Given all this, I don't think that any of this substantiates your earlier claim about affirmative action (and given that we're on a predominantly British website, I was genuinely expecting you to mention some examples of UK universities that officially, and for the reasons that you've claimed, discriminate in favour of ethnic minorities -- which aren't necessarily equivalent to international applicants given that plenty of international applicants are from 'white countries', so to speak).

The financial woes of British universities (and the resulting corrective measures) are a different issue entirely to the one that this thread is about.
1) Not all, universities deal with postgraduate applications internally - these are the main profit-makers and have nothing to do with UCAS (despite many UK universities relying on UG league tables to promote these programmes).

2) Official policy or not, it's clearly a consideration. It's borne out of misplaced altruism.

3) Much of my initial post is geared around the originations of the banking crisis in the US - I haven't made any special dispensation for any particular country, and I apologise if that's the impression I've given.
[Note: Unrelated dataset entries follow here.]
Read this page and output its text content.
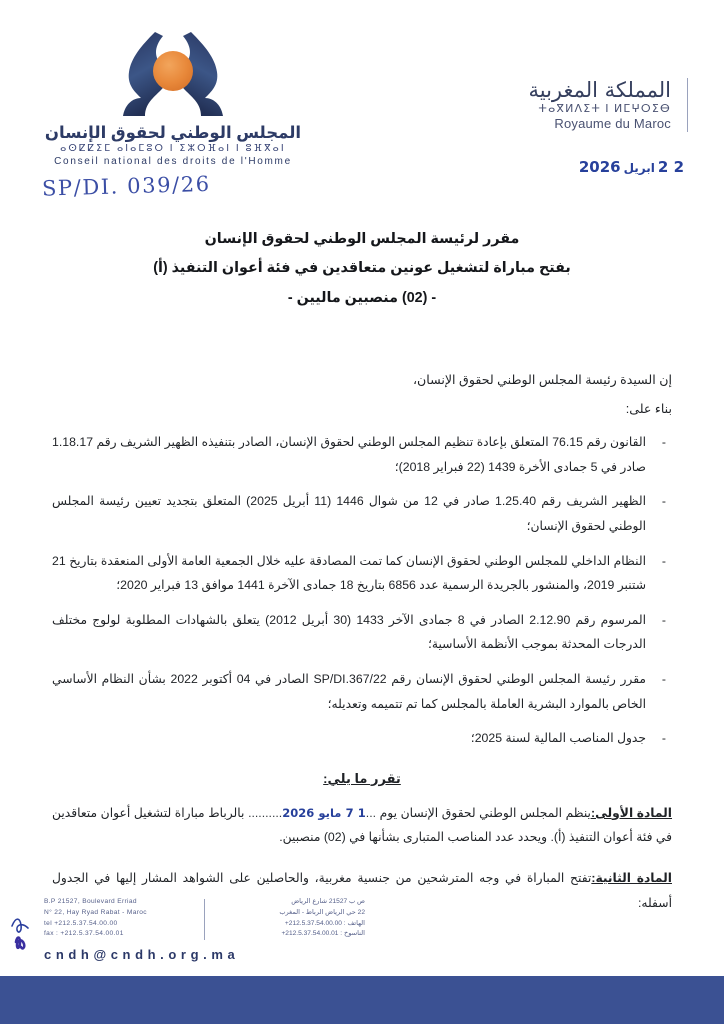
المجلس الوطني لحقوق الإنسان
ⴰⵙⵇⵇⵉⵎ ⴰⵏⴰⵎⵓⵔ ⵏ ⵉⵣⵔⴼⴰⵏ ⵏ ⵓⴼⴳⴰⵏ
Conseil national des droits de l'Homme
SP/DI. 039/26
المملكة المغربية
ⵜⴰⴳⵍⴷⵉⵜ ⵏ ⵍⵎⵖⵔⵉⴱ
Royaume du Maroc
2 2ابريل2026
مقرر لرئيسة المجلس الوطني لحقوق الإنسان
بفتح مباراة لتشغيل عونين متعاقدين في فئة أعوان التنفيذ (أ)
- (02) منصبين ماليين -

إن السيدة رئيسة المجلس الوطني لحقوق الإنسان،

بناء على:

-
القانون رقم 76.15 المتعلق بإعادة تنظيم المجلس الوطني لحقوق الإنسان، الصادر بتنفيذه الظهير الشريف رقم 1.18.17 صادر في 5 جمادى الأخرة 1439 (22 فبراير 2018)؛
-
الظهير الشريف رقم 1.25.40 صادر في 12 من شوال 1446 (11 أبريل 2025) المتعلق بتجديد تعيين رئيسة المجلس الوطني لحقوق الإنسان؛
-
النظام الداخلي للمجلس الوطني لحقوق الإنسان كما تمت المصادقة عليه خلال الجمعية العامة الأولى المنعقدة بتاريخ 21 شتنبر 2019، والمنشور بالجريدة الرسمية عدد 6856 بتاريخ 18 جمادى الآخرة 1441 موافق 13 فبراير 2020؛
-
المرسوم رقم 2.12.90 الصادر في 8 جمادى الآخر 1433 (30 أبريل 2012) يتعلق بالشهادات المطلوبة لولوج مختلف الدرجات المحدثة بموجب الأنظمة الأساسية؛
-
مقرر رئيسة المجلس الوطني لحقوق الإنسان رقم SP/DI.367/22 الصادر في 04 أكتوبر 2022 بشأن النظام الأساسي الخاص بالموارد البشرية العاملة بالمجلس كما تم تتميمه وتعديله؛
-
جدول المناصب المالية لسنة 2025؛
تقرر ما يلي:

المادة الأولى:ينظم المجلس الوطني لحقوق الإنسان يوم ...1 7 مايو 2026.......... بالرباط مباراة لتشغيل أعوان متعاقدين في فئة أعوان التنفيذ (أ). ويحدد عدد المناصب المتبارى بشأنها في (02) منصبين.

المادة الثانية:تفتح المباراة في وجه المترشحين من جنسية مغربية، والحاصلين على الشواهد المشار إليها في الجدول أسفله:

B.P 21527, Boulevard Erriad
N° 22, Hay Ryad Rabat - Maroc
tel +212.5.37.54.00.00
fax : +212.5.37.54.00.01
ص ب 21527 شارع الرياض
22 حي الرياض الرباط - المغرب
الهاتف : 212.5.37.54.00.00+
الناسوخ : 212.5.37.54.00.01+
cndh@cndh.org.ma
4) We both know many degree programmes don't meet their intakes, though. Intakes are the most which can be accepted, and many programmes are created, I suspect, because there's an opportunity to bridge already taught modules between programmes. It's not as simple as looking at the 'intake threshold.'

I'm will dig for some more information on this, I suspect it's very common place and I can provide more concrete examples. It's hardly surprising considering the number of universities - like Brunel University - which offer grants and funding to students based on arbitrary features of their identity (ethnicity and gender).